In a cavernous theater lit up with the inexperienced shapes of camels and palms at COP28 in Dubai, ecologist Thomas Crowther, former chief scientific adviser for the United Nations’ Trillion Bushes Marketing campaign, was doing one thing he by no means would have anticipated just a few years in the past: begging environmental ministers to cease planting so many timber.
Mass plantations are usually not the environmental answer they’re presupposed to be, Crowther argued when he took the ground on December 9 for one of many summit’s “Nature Day” occasions. The potential of newly created forests to attract down carbon is commonly overstated. They are often dangerous to biodiversity. Above all, they’re actually damaging when used, as they typically are, as avoidance offsets— “as an excuse to keep away from reducing emissions,” Crowther stated.
The recognition of planting new timber is an issue—at the least partly—of Crowther’s personal making. In 2019, his lab at ETH Zurich discovered that the Earth had room for an extra 1.2 trillion timber, which, the lab’s analysis prompt, might suck down as a lot as two-thirds of the carbon that people have traditionally emitted into the ambiance. “This highlights international tree restoration as our only local weather change answer up to now,” the research stated. Crowther subsequently gave dozens of interviews to that impact.

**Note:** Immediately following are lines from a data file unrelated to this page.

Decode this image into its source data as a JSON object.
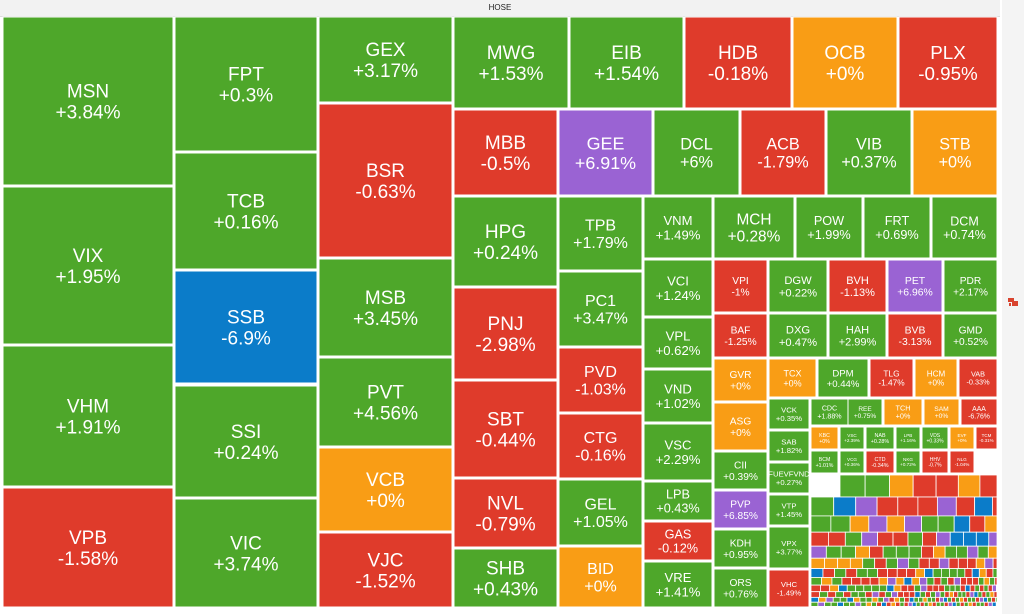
{
  "title": "HOSE",
  "colors": {
    "up": "#4ea72a",
    "down": "#df3b2b",
    "flat": "#f99d15",
    "ceiling": "#9a63d3",
    "floor": "#0b7cc9"
  },
  "chart_data": {
    "type": "treemap",
    "title": "HOSE",
    "unlabeled_small_tiles": "many tiny tiles in the bottom-right corner carry labels too small to read",
    "tiles": [
      {
        "ticker": "MSN",
        "change": "+3.84%",
        "value": 3.84
      },
      {
        "ticker": "VIX",
        "change": "+1.95%",
        "value": 1.95
      },
      {
        "ticker": "VHM",
        "change": "+1.91%",
        "value": 1.91
      },
      {
        "ticker": "VPB",
        "change": "-1.58%",
        "value": -1.58
      },
      {
        "ticker": "FPT",
        "change": "+0.3%",
        "value": 0.3
      },
      {
        "ticker": "TCB",
        "change": "+0.16%",
        "value": 0.16
      },
      {
        "ticker": "SSB",
        "change": "-6.9%",
        "value": -6.9
      },
      {
        "ticker": "SSI",
        "change": "+0.24%",
        "value": 0.24
      },
      {
        "ticker": "VIC",
        "change": "+3.74%",
        "value": 3.74
      },
      {
        "ticker": "GEX",
        "change": "+3.17%",
        "value": 3.17
      },
      {
        "ticker": "BSR",
        "change": "-0.63%",
        "value": -0.63
      },
      {
        "ticker": "MSB",
        "change": "+3.45%",
        "value": 3.45
      },
      {
        "ticker": "PVT",
        "change": "+4.56%",
        "value": 4.56
      },
      {
        "ticker": "VCB",
        "change": "+0%",
        "value": 0
      },
      {
        "ticker": "VJC",
        "change": "-1.52%",
        "value": -1.52
      },
      {
        "ticker": "MWG",
        "change": "+1.53%",
        "value": 1.53
      },
      {
        "ticker": "EIB",
        "change": "+1.54%",
        "value": 1.54
      },
      {
        "ticker": "HDB",
        "change": "-0.18%",
        "value": -0.18
      },
      {
        "ticker": "OCB",
        "change": "+0%",
        "value": 0
      },
      {
        "ticker": "PLX",
        "change": "-0.95%",
        "value": -0.95
      },
      {
        "ticker": "MBB",
        "change": "-0.5%",
        "value": -0.5
      },
      {
        "ticker": "GEE",
        "change": "+6.91%",
        "value": 6.91
      },
      {
        "ticker": "DCL",
        "change": "+6%",
        "value": 6
      },
      {
        "ticker": "ACB",
        "change": "-1.79%",
        "value": -1.79
      },
      {
        "ticker": "VIB",
        "change": "+0.37%",
        "value": 0.37
      },
      {
        "ticker": "STB",
        "change": "+0%",
        "value": 0
      },
      {
        "ticker": "HPG",
        "change": "+0.24%",
        "value": 0.24
      },
      {
        "ticker": "PNJ",
        "change": "-2.98%",
        "value": -2.98
      },
      {
        "ticker": "SBT",
        "change": "-0.44%",
        "value": -0.44
      },
      {
        "ticker": "NVL",
        "change": "-0.79%",
        "value": -0.79
      },
      {
        "ticker": "SHB",
        "change": "+0.43%",
        "value": 0.43
      },
      {
        "ticker": "TPB",
        "change": "+1.79%",
        "value": 1.79
      },
      {
        "ticker": "PC1",
        "change": "+3.47%",
        "value": 3.47
      },
      {
        "ticker": "PVD",
        "change": "-1.03%",
        "value": -1.03
      },
      {
        "ticker": "CTG",
        "change": "-0.16%",
        "value": -0.16
      },
      {
        "ticker": "GEL",
        "change": "+1.05%",
        "value": 1.05
      },
      {
        "ticker": "BID",
        "change": "+0%",
        "value": 0
      },
      {
        "ticker": "VNM",
        "change": "+1.49%",
        "value": 1.49
      },
      {
        "ticker": "MCH",
        "change": "+0.28%",
        "value": 0.28
      },
      {
        "ticker": "POW",
        "change": "+1.99%",
        "value": 1.99
      },
      {
        "ticker": "FRT",
        "change": "+0.69%",
        "value": 0.69
      },
      {
        "ticker": "DCM",
        "change": "+0.74%",
        "value": 0.74
      },
      {
        "ticker": "VCI",
        "change": "+1.24%",
        "value": 1.24
      },
      {
        "ticker": "VPL",
        "change": "+0.62%",
        "value": 0.62
      },
      {
        "ticker": "VND",
        "change": "+1.02%",
        "value": 1.02
      },
      {
        "ticker": "VSC",
        "change": "+2.29%",
        "value": 2.29
      },
      {
        "ticker": "LPB",
        "change": "+0.43%",
        "value": 0.43
      },
      {
        "ticker": "GAS",
        "change": "-0.12%",
        "value": -0.12
      },
      {
        "ticker": "VRE",
        "change": "+1.41%",
        "value": 1.41
      },
      {
        "ticker": "VPI",
        "change": "-1%",
        "value": -1
      },
      {
        "ticker": "DGW",
        "change": "+0.22%",
        "value": 0.22
      },
      {
        "ticker": "BVH",
        "change": "-1.13%",
        "value": -1.13
      },
      {
        "ticker": "PET",
        "change": "+6.96%",
        "value": 6.96
      },
      {
        "ticker": "PDR",
        "change": "+2.17%",
        "value": 2.17
      },
      {
        "ticker": "BAF",
        "change": "-1.25%",
        "value": -1.25
      },
      {
        "ticker": "DXG",
        "change": "+0.47%",
        "value": 0.47
      },
      {
        "ticker": "HAH",
        "change": "+2.99%",
        "value": 2.99
      },
      {
        "ticker": "BVB",
        "change": "-3.13%",
        "value": -3.13
      },
      {
        "ticker": "GMD",
        "change": "+0.52%",
        "value": 0.52
      },
      {
        "ticker": "GVR",
        "change": "+0%",
        "value": 0
      },
      {
        "ticker": "TCX",
        "change": "+0%",
        "value": 0
      },
      {
        "ticker": "DPM",
        "change": "+0.44%",
        "value": 0.44
      },
      {
        "ticker": "TLG",
        "change": "-1.47%",
        "value": -1.47
      },
      {
        "ticker": "HCM",
        "change": "+0%",
        "value": 0
      },
      {
        "ticker": "VAB",
        "change": "-0.33%",
        "value": -0.33
      },
      {
        "ticker": "ASG",
        "change": "+0%",
        "value": 0
      },
      {
        "ticker": "CII",
        "change": "+0.39%",
        "value": 0.39
      },
      {
        "ticker": "PVP",
        "change": "+6.85%",
        "value": 6.85
      },
      {
        "ticker": "KDH",
        "change": "+0.95%",
        "value": 0.95
      },
      {
        "ticker": "ORS",
        "change": "+0.76%",
        "value": 0.76
      },
      {
        "ticker": "VCK",
        "change": "+0.35%",
        "value": 0.35
      },
      {
        "ticker": "SAB",
        "change": "+1.82%",
        "value": 1.82
      },
      {
        "ticker": "FUEVFVND",
        "change": "+0.27%",
        "value": 0.27
      },
      {
        "ticker": "VTP",
        "change": "+1.45%",
        "value": 1.45
      },
      {
        "ticker": "VPX",
        "change": "+3.77%",
        "value": 3.77
      },
      {
        "ticker": "VHC",
        "change": "-1.49%",
        "value": -1.49
      },
      {
        "ticker": "CDC",
        "change": "+1.88%",
        "value": 1.88
      },
      {
        "ticker": "REE",
        "change": "+0.75%",
        "value": 0.75
      },
      {
        "ticker": "TCH",
        "change": "+0%",
        "value": 0
      },
      {
        "ticker": "SAM",
        "change": "+0%",
        "value": 0
      },
      {
        "ticker": "AAA",
        "change": "-6.76%",
        "value": -6.76
      },
      {
        "ticker": "KBC",
        "change": "+0%",
        "value": 0
      },
      {
        "ticker": "VSC",
        "change": "+2.39%",
        "value": 2.39
      },
      {
        "ticker": "NAB",
        "change": "+0.28%",
        "value": 0.28
      },
      {
        "ticker": "LPB",
        "change": "+1.16%",
        "value": 1.16
      },
      {
        "ticker": "VDS",
        "change": "+0.33%",
        "value": 0.33
      },
      {
        "ticker": "EVF",
        "change": "+0%",
        "value": 0
      },
      {
        "ticker": "TCM",
        "change": "-0.31%",
        "value": -0.31
      },
      {
        "ticker": "BCM",
        "change": "+1.01%",
        "value": 1.01
      },
      {
        "ticker": "VCG",
        "change": "+0.36%",
        "value": 0.36
      },
      {
        "ticker": "CTD",
        "change": "-0.34%",
        "value": -0.34
      },
      {
        "ticker": "NKG",
        "change": "+0.72%",
        "value": 0.72
      },
      {
        "ticker": "HHV",
        "change": "-0.7%",
        "value": -0.7
      },
      {
        "ticker": "NLG",
        "change": "-1.04%",
        "value": -1.04
      }
    ]
  }
}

This seemingly simple local weather answer sparked a tree-planting craze by firms and leaders desirous to burnish their inexperienced credentials with out really reducing their emissions, from Shell to Donald Trump. It additionally provoked a squall of criticism from scientists, who argued that the Crowther research had vastly overestimated the land appropriate for forest restoration and the quantity of carbon it might draw down. (The research authors later corrected the paper to say tree restoration was solely “one of the crucial efficient” options, and will suck down at most one-third of the atmospheric carbon, with massive uncertainties.)

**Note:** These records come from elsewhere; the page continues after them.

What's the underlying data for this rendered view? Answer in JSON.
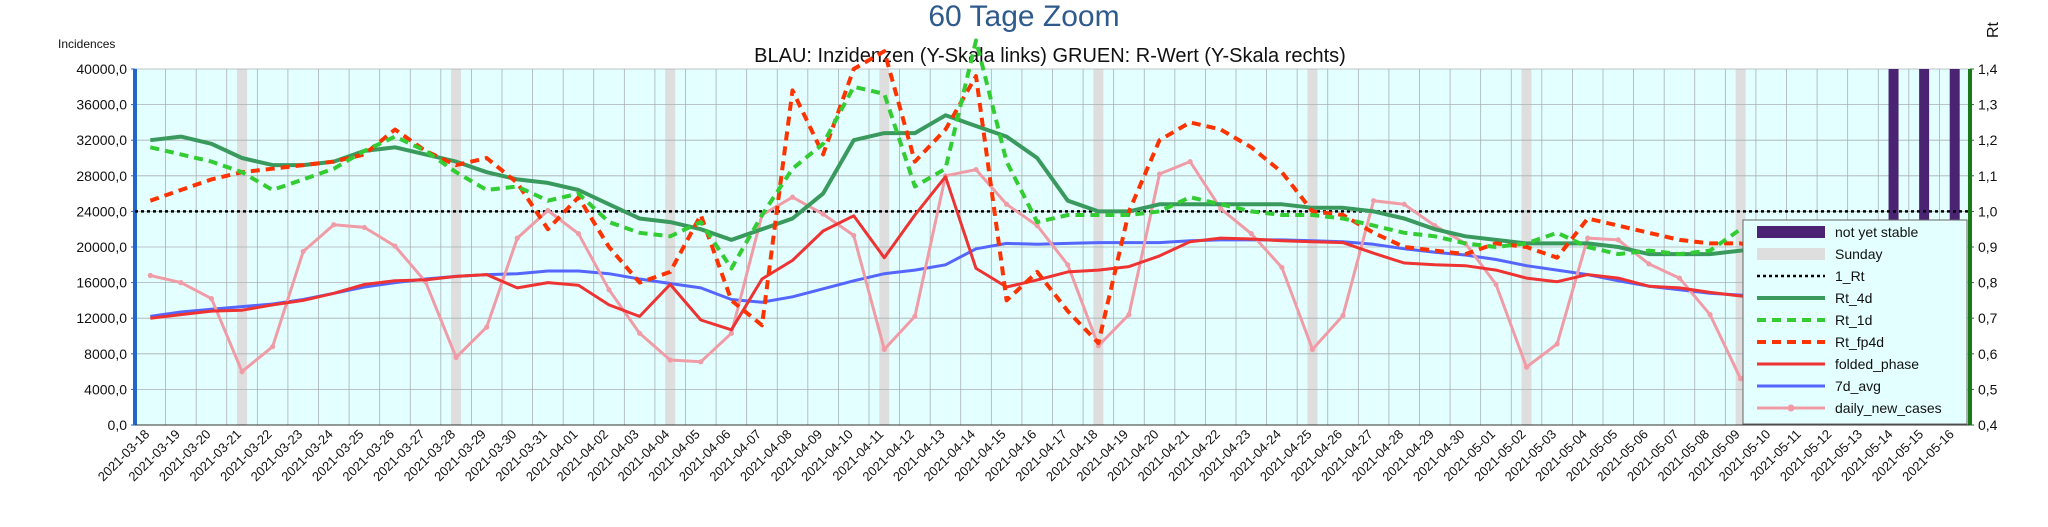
{
  "chart_data": {
    "type": "line",
    "title": "60 Tage Zoom",
    "subtitle": "BLAU: Inzidenzen (Y-Skala links)     GRUEN: R-Wert (Y-Skala rechts)",
    "ylabel_left": "Incidences",
    "ylabel_right": "Rt",
    "ylim_left": [
      0,
      40000
    ],
    "ylim_right": [
      0.4,
      1.4
    ],
    "yticks_left": [
      "0,0",
      "4000,0",
      "8000,0",
      "12000,0",
      "16000,0",
      "20000,0",
      "24000,0",
      "28000,0",
      "32000,0",
      "36000,0",
      "40000,0"
    ],
    "yticks_right": [
      "0,4",
      "0,5",
      "0,6",
      "0,7",
      "0,8",
      "0,9",
      "1,0",
      "1,1",
      "1,2",
      "1,3",
      "1,4"
    ],
    "grid": true,
    "legend_position": "bottom-right",
    "background_color": "#e3ffff",
    "x": [
      "2021-03-18",
      "2021-03-19",
      "2021-03-20",
      "2021-03-21",
      "2021-03-22",
      "2021-03-23",
      "2021-03-24",
      "2021-03-25",
      "2021-03-26",
      "2021-03-27",
      "2021-03-28",
      "2021-03-29",
      "2021-03-30",
      "2021-03-31",
      "2021-04-01",
      "2021-04-02",
      "2021-04-03",
      "2021-04-04",
      "2021-04-05",
      "2021-04-06",
      "2021-04-07",
      "2021-04-08",
      "2021-04-09",
      "2021-04-10",
      "2021-04-11",
      "2021-04-12",
      "2021-04-13",
      "2021-04-14",
      "2021-04-15",
      "2021-04-16",
      "2021-04-17",
      "2021-04-18",
      "2021-04-19",
      "2021-04-20",
      "2021-04-21",
      "2021-04-22",
      "2021-04-23",
      "2021-04-24",
      "2021-04-25",
      "2021-04-26",
      "2021-04-27",
      "2021-04-28",
      "2021-04-29",
      "2021-04-30",
      "2021-05-01",
      "2021-05-02",
      "2021-05-03",
      "2021-05-04",
      "2021-05-05",
      "2021-05-06",
      "2021-05-07",
      "2021-05-08",
      "2021-05-09",
      "2021-05-10",
      "2021-05-11",
      "2021-05-12",
      "2021-05-13",
      "2021-05-14",
      "2021-05-15",
      "2021-05-16"
    ],
    "sundays": [
      "2021-03-21",
      "2021-03-28",
      "2021-04-04",
      "2021-04-11",
      "2021-04-18",
      "2021-04-25",
      "2021-05-02",
      "2021-05-09"
    ],
    "not_yet_stable": [
      "2021-05-14",
      "2021-05-15",
      "2021-05-16"
    ],
    "series": [
      {
        "name": "not yet stable",
        "kind": "bars",
        "color": "#4b2373"
      },
      {
        "name": "Sunday",
        "kind": "bars",
        "color": "#dedede"
      },
      {
        "name": "1_Rt",
        "kind": "line",
        "axis": "right",
        "color": "#000000",
        "dash": "dotted",
        "constant": 1.0
      },
      {
        "name": "Rt_4d",
        "kind": "line",
        "axis": "right",
        "color": "#3a9a5e",
        "dash": "solid",
        "values": [
          1.2,
          1.21,
          1.19,
          1.15,
          1.13,
          1.13,
          1.14,
          1.17,
          1.18,
          1.16,
          1.14,
          1.11,
          1.09,
          1.08,
          1.06,
          1.02,
          0.98,
          0.97,
          0.95,
          0.92,
          0.95,
          0.98,
          1.05,
          1.2,
          1.22,
          1.22,
          1.27,
          1.24,
          1.21,
          1.15,
          1.03,
          1.0,
          1.0,
          1.02,
          1.02,
          1.02,
          1.02,
          1.02,
          1.01,
          1.01,
          1.0,
          0.98,
          0.95,
          0.93,
          0.92,
          0.91,
          0.91,
          0.91,
          0.9,
          0.88,
          0.88,
          0.88,
          0.89,
          0.9,
          0.91,
          0.89,
          0.85,
          0.77,
          0.69,
          0.71
        ]
      },
      {
        "name": "Rt_1d",
        "kind": "line",
        "axis": "right",
        "color": "#33cc33",
        "dash": "dashed",
        "values": [
          1.18,
          1.16,
          1.14,
          1.11,
          1.06,
          1.09,
          1.12,
          1.17,
          1.21,
          1.17,
          1.11,
          1.06,
          1.07,
          1.03,
          1.05,
          0.97,
          0.94,
          0.93,
          0.97,
          0.84,
          0.99,
          1.12,
          1.19,
          1.35,
          1.33,
          1.07,
          1.12,
          1.48,
          1.14,
          0.97,
          0.99,
          0.99,
          0.99,
          1.0,
          1.04,
          1.02,
          1.0,
          0.99,
          0.99,
          0.98,
          0.96,
          0.94,
          0.93,
          0.91,
          0.9,
          0.91,
          0.94,
          0.9,
          0.88,
          0.89,
          0.88,
          0.89,
          0.95,
          0.93,
          0.88,
          0.86,
          0.74,
          0.7,
          0.78,
          0.84
        ]
      },
      {
        "name": "Rt_fp4d",
        "kind": "line",
        "axis": "right",
        "color": "#ff3300",
        "dash": "dashed",
        "values": [
          1.03,
          1.06,
          1.09,
          1.11,
          1.12,
          1.13,
          1.14,
          1.16,
          1.23,
          1.17,
          1.13,
          1.15,
          1.08,
          0.95,
          1.04,
          0.9,
          0.8,
          0.83,
          0.99,
          0.75,
          0.68,
          1.34,
          1.16,
          1.4,
          1.45,
          1.14,
          1.23,
          1.38,
          0.75,
          0.83,
          0.72,
          0.63,
          1.0,
          1.2,
          1.25,
          1.23,
          1.18,
          1.11,
          1.0,
          0.99,
          0.94,
          0.9,
          0.89,
          0.88,
          0.91,
          0.9,
          0.87,
          0.98,
          0.96,
          0.94,
          0.92,
          0.91,
          0.91,
          0.89,
          0.9,
          0.88,
          0.85,
          0.63,
          0.64,
          0.76
        ]
      },
      {
        "name": "folded_phase",
        "kind": "line",
        "axis": "left",
        "color": "#ee3333",
        "dash": "solid",
        "values": [
          12000,
          12400,
          12800,
          12900,
          13500,
          14000,
          14800,
          15800,
          16200,
          16300,
          16700,
          16900,
          15400,
          16000,
          15700,
          13500,
          12200,
          15800,
          11800,
          10700,
          16400,
          18500,
          21800,
          23500,
          18800,
          23600,
          27900,
          17600,
          15500,
          16300,
          17200,
          17400,
          17800,
          19000,
          20600,
          21000,
          20900,
          20700,
          20600,
          20500,
          19300,
          18200,
          18000,
          17900,
          17400,
          16500,
          16100,
          16900,
          16500,
          15600,
          15400,
          14900,
          14500,
          14300,
          14100,
          13000,
          9800,
          7600,
          10200,
          10100
        ]
      },
      {
        "name": "7d_avg",
        "kind": "line",
        "axis": "left",
        "color": "#5566ff",
        "dash": "solid",
        "values": [
          12200,
          12700,
          13000,
          13300,
          13600,
          14100,
          14800,
          15500,
          16000,
          16400,
          16700,
          16900,
          17000,
          17300,
          17300,
          17000,
          16400,
          15900,
          15400,
          14100,
          13800,
          14400,
          15300,
          16200,
          17000,
          17400,
          18000,
          19800,
          20400,
          20300,
          20400,
          20500,
          20500,
          20500,
          20700,
          20800,
          20800,
          20800,
          20700,
          20600,
          20300,
          19800,
          19400,
          19100,
          18600,
          17900,
          17400,
          16900,
          16200,
          15600,
          15200,
          14800,
          14600,
          14400,
          14100,
          13500,
          12200,
          10800,
          10200,
          9700
        ]
      },
      {
        "name": "daily_new_cases",
        "kind": "line",
        "axis": "left",
        "color": "#f09ca6",
        "dash": "solid",
        "markers": true,
        "values": [
          16800,
          16000,
          14200,
          6000,
          8800,
          19500,
          22500,
          22200,
          20100,
          16100,
          7600,
          11000,
          21000,
          24100,
          21500,
          15200,
          10300,
          7300,
          7100,
          10300,
          23600,
          25600,
          23700,
          21300,
          8500,
          12200,
          28000,
          28700,
          24800,
          22400,
          18000,
          8900,
          12400,
          28200,
          29600,
          24300,
          21500,
          17700,
          8500,
          12300,
          25200,
          24800,
          22400,
          20400,
          15800,
          6500,
          9100,
          21000,
          20800,
          18100,
          16500,
          12400,
          5200,
          7600,
          16800,
          16400,
          10600,
          6200,
          8000,
          3500
        ]
      }
    ]
  }
}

Crowther, who says his message was misinterpreted, put out a extra nuanced paper final month, which exhibits that preserving current forests can have a higher local weather affect than planting timber. He then introduced the outcomes to COP28 to “kill greenwashing” of the sort that his earlier research appeared to encourage—that’s, utilizing unreliable proof on the advantages of planting timber as an excuse to maintain on emitting carbon.
“Killing greenwashing doesn’t imply cease investing in nature,” he says. “It means doing it proper. It means distributing wealth to the Indigenous populations and farmers and communities who’re residing with biodiversity.”